More comprehensive information is available from other sites (check under Information), but I've put together some of the basic info here for easy reference.
About RGB video
RGB has become the standard for quality video for retro consoles. Unlike composite video, which sends color, brightness, and sync information down a single line, RGB sends red, green, blue, and sync signals down separate lines. This results in a cleaner, clearer image. It is more or less the same sort of signal that is sent digitally through HDMI cables in the modern era.
The main competitor in the analog space is YPbPr. Most consumers refer to this as component video, though RGB is also a type of component video. As long as the receiving TV is calibrated correctly, there is no visual difference between RGB and YPbPr. However, the downside of YPbPr is that it does not send definite color values like RGB does, so the signal is open to interpretation by the TV. Still, it is usually more convenient to hook up consoles via YPbPr as it is more common to find connections for it.
Types of sync
When using RGB video, there are a few types of sync the signal could be using.
Sync on composite
This uses the composite video signal as sync. The main benefits of using sync on composite are:
- You don't have to choose between a pure sync signal and composite video on connectors with limited pins (like an 8-pin DIN).
- It is technically the only officially supported type of sync on SCART and JP21 connectors.
- No need for resistors/capacitors as it outputs the correct signal level.
The downside is that you may get some signal interference if you are using a cheaper cable that isn't fully shielded.
Short for composite sync (because it combines horizontal and vertical sync), this is a pure sync signal, meaning that no other information is sent down the line with it. You will see this referred to as RGBs. This generally means that you don't have to worry about interference as much and can get away with cheaper cables, but it also has some downsides:
- Since it is only sending sync, you don't have composite video as a fallback.
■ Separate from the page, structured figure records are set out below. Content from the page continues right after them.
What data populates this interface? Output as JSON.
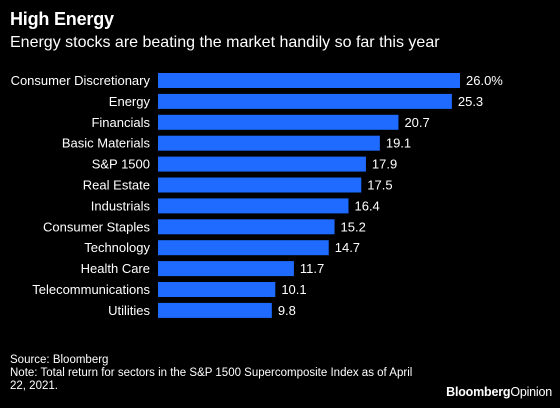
{
  "header": {
    "title": "High Energy",
    "subtitle": "Energy stocks are beating the market handily so far this year"
  },
  "footer": {
    "source": "Source: Bloomberg",
    "note": "Note: Total return for sectors in the S&P 1500 Supercomposite Index as of April 22, 2021.",
    "brand_primary": "Bloomberg",
    "brand_secondary": "Opinion"
  },
  "colors": {
    "background": "#000000",
    "bar": "#1f6bff",
    "text": "#ffffff"
  },
  "chart_data": {
    "type": "bar",
    "orientation": "horizontal",
    "categories": [
      "Consumer Discretionary",
      "Energy",
      "Financials",
      "Basic Materials",
      "S&P 1500",
      "Real Estate",
      "Industrials",
      "Consumer Staples",
      "Technology",
      "Health Care",
      "Telecommunications",
      "Utilities"
    ],
    "values": [
      26.0,
      25.3,
      20.7,
      19.1,
      17.9,
      17.5,
      16.4,
      15.2,
      14.7,
      11.7,
      10.1,
      9.8
    ],
    "value_labels": [
      "26.0%",
      "25.3",
      "20.7",
      "19.1",
      "17.9",
      "17.5",
      "16.4",
      "15.2",
      "14.7",
      "11.7",
      "10.1",
      "9.8"
    ],
    "xlim": [
      0,
      26.0
    ],
    "grid": false,
    "legend": "none"
  }
}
- Requires some form of attenuation or smoothing to get it to the right signal level.
- 8-pin DIN connectors don't have enough pins to have c-sync and composite video connected, so you have to choose one. If you choose c-sync, you can't use a composite AV cable anymore.
With that in mind, a lot of consoles have a custom output jack that has many output pins so that it can support a variety of outputs. Nintendo's multiout or the AV jack on PlayStation, for example, can support composite video, s-video, and RGB. In these cases, you might as well use c-sync, but keep in mind you will need the proper resistors/capacitors in the cable. For systems with a DIN jack (PCE family), using the composite video signal for sync (with a nice, fully-shielded cable) will make the most sense. In either case, with a fully-shielded cable, there should be no visible difference between c-sync and sync on composite.
Sync on luma
This uses the sync information carried on the luma line of an s-video signal for sync. It is a cleaner type of sync than sync on composite since only brightness and sync info is carried on the line, but it is not available on all consoles. This is also the type of sync used in YPbPr signals.
Sync on green
Generally abbreviated as RGsB, sync on green sends the sync information down the green signal line. It is very uncommon, but it is used by the PS2 when sending progressive video via RGB.
This is referred to as separate sync since the horizontal (H) and vertical (V) sync information are sent down separate lines. You will see this abbreviated as RGBHV. It is the standard used by VGA video, but it is extremely uncommon to find in consoles. The one major exception is the Dreamcast since it has a VGA output option. It is not supported by SCART connectors since it requires two lines.